Romanian sculptor Constantin Brancusi : “Work like a slave; command like a king; create like a god.”

What was I wearing? Edwin Torres says a poem on stage or in class is the same except that it wears a different pair of pants. Now, Hercules got killed by a cloak poisoned by a centaury envious of his condition. Hercules died as the cloak entered into his flesh. And then, remember Frank O’Hara, who said technique is as important as that – this pair of paints suits you, then wear it! The pants become the ass, the poem becomes what it wears, what to wear is the poem.

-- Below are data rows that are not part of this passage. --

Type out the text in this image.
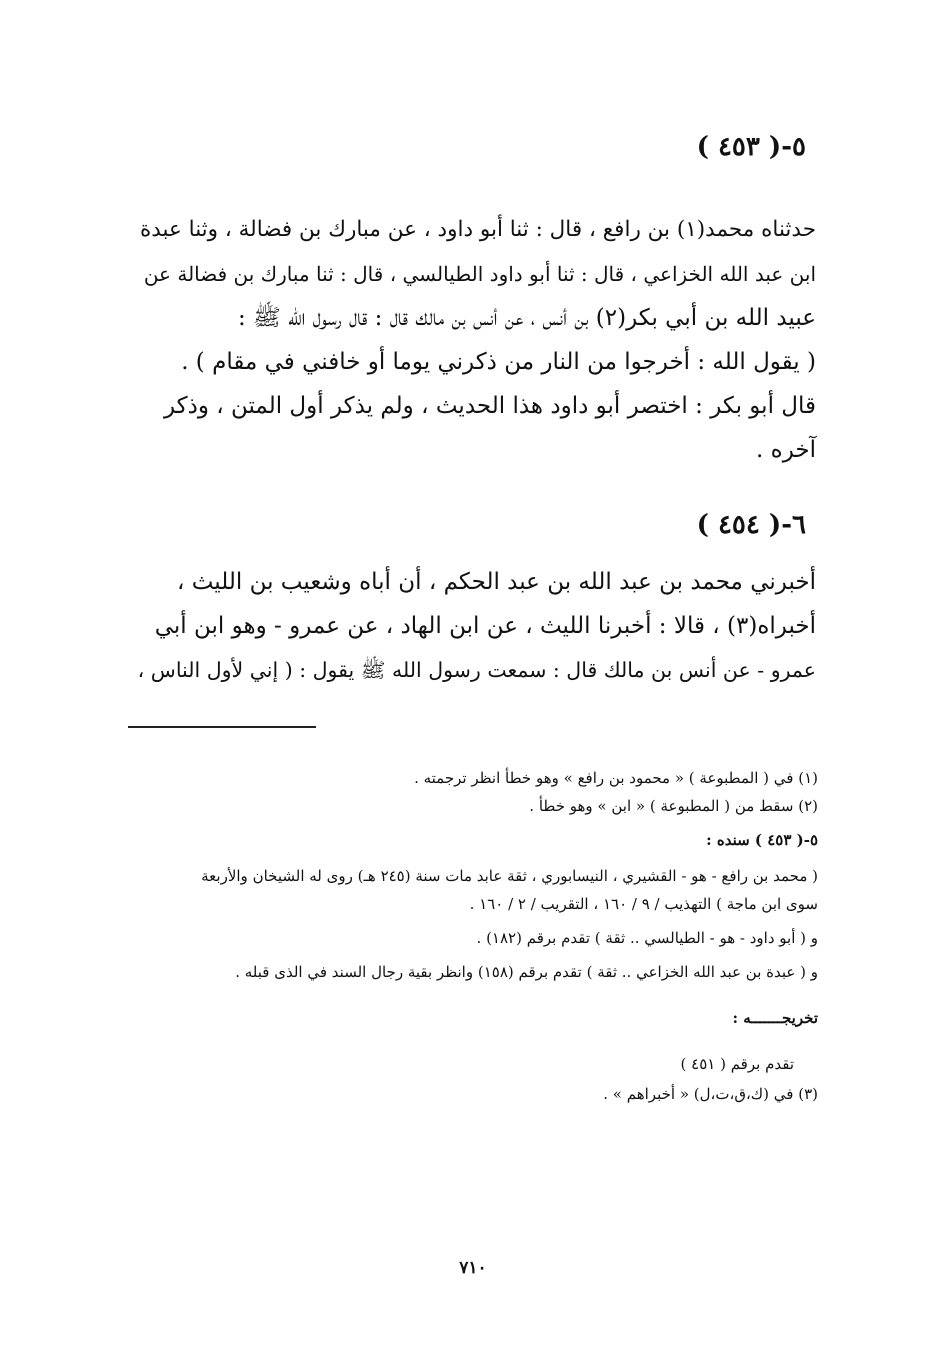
٥-( ٤٥٣ )
حدثناه محمد(١) بن رافع ، قال : ثنا أبو داود ، عن مبارك بن فضالة ، وثنا عبدة
ابن عبد الله الخزاعي ، قال : ثنا أبو داود الطيالسي ، قال : ثنا مبارك بن فضالة عن
عبيد الله بن أبي بكر(٢) بن أنس ، عن أنس بن مالك قال : قال رسول الله ﷺ :
( يقول الله : أخرجوا من النار من ذكرني يوما أو خافني في مقام ) .
قال أبو بكر : اختصر أبو داود هذا الحديث ، ولم يذكر أول المتن ، وذكر
آخره .
٦-( ٤٥٤ )
أخبرني محمد بن عبد الله بن عبد الحكم ، أن أباه وشعيب بن الليث ،
أخبراه(٣) ، قالا : أخبرنا الليث ، عن ابن الهاد ، عن عمرو - وهو ابن أبي
عمرو - عن أنس بن مالك قال : سمعت رسول الله ﷺ يقول : ( إني لأول الناس ،
(١) في ( المطبوعة ) « محمود بن رافع » وهو خطأ انظر ترجمته .
(٢) سقط من ( المطبوعة ) « ابن » وهو خطأ .
٥-( ٤٥٣ ) سنده :
( محمد بن رافع - هو - القشيري ، النيسابوري ، ثقة عابد مات سنة (٢٤٥ هـ) روى له الشيخان والأربعة
سوى ابن ماجة ) التهذيب / ٩ / ١٦٠ ، التقريب / ٢ / ١٦٠ .
و ( أبو داود - هو - الطيالسي .. ثقة ) تقدم برقم (١٨٢) .
و ( عبدة بن عبد الله الخزاعي .. ثقة ) تقدم برقم (١٥٨) وانظر بقية رجال السند في الذى قبله .
تخريجـــــــه :
تقدم برقم ( ٤٥١ )
(٣) في (ك،ق،ت،ل) « أخبراهم » .
٧١٠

To fashion a poem is to be unfashionably into fashion. Not necessarily as a fashion designer, but at least as a fashion model admirer (Charles Bernstein is the producer). Model is the refrain of all that. And through liberation from role models that have to seem tyrannical, a plunge into the liberty of whatever anytime, later on proved to be the translation of money into money. Graves. There’s no money in poetry, but then there’s no poetry in money, either. Rosetta Stone. Poetry is a kind of money. Wall as stiff-ins. Money is a kind of poetry. Joy accounts, can it matter? The only person, in history, who went to business school to be a poet. Everybody.

Influence is about fluency – one is not isolated or insular, but open towards all alterity. To be able to concentrate is to be able to listen to others and to the world. Concentration is concerting for a concert, both as performer and as spectator. Collages of interest are collegial.

Imagination should not be a faculty taking us “elsewhere” or “beyond”, nor a means to escape. It shouldn’t be the strict here and now either. Rather, it should make the conventionally “realistic” and the fakingly “otherworldly” commune and converge. Its function nowadays is to outline, to beget by digging up, to inclusively discern a crossroads where you and me could meet, a place of shared interests, at times looking like a locus, at others like something unbelievably unique. It therefore should operate not so much like a magician or an inventor, but like a church painter or like a creative director.

Communicating with the other is not a feature or a function of being a person but the definition of it. You are a person in as much as you communicate and establish a communion with the other. Being a person fundamentally is being a poet.

The one who communicates completely, keeps nothing apart, and places himself wholly in communication is a saint (T.S. Eliot: “Humility is infinite”). The poet should, could and may become a saint, but what holds him back is his poetry, because poetry is always dual. His chance is consuming his own poetry’s potential to the hilt, but the trap here could be rendering his poetry more and more untranslatable as it comes along. Whence the fascination exercised by the poéte damné. Still, the opposite of untranslatable is not univocal or of no difficulty or complexity. But effective, transmutational, and communal.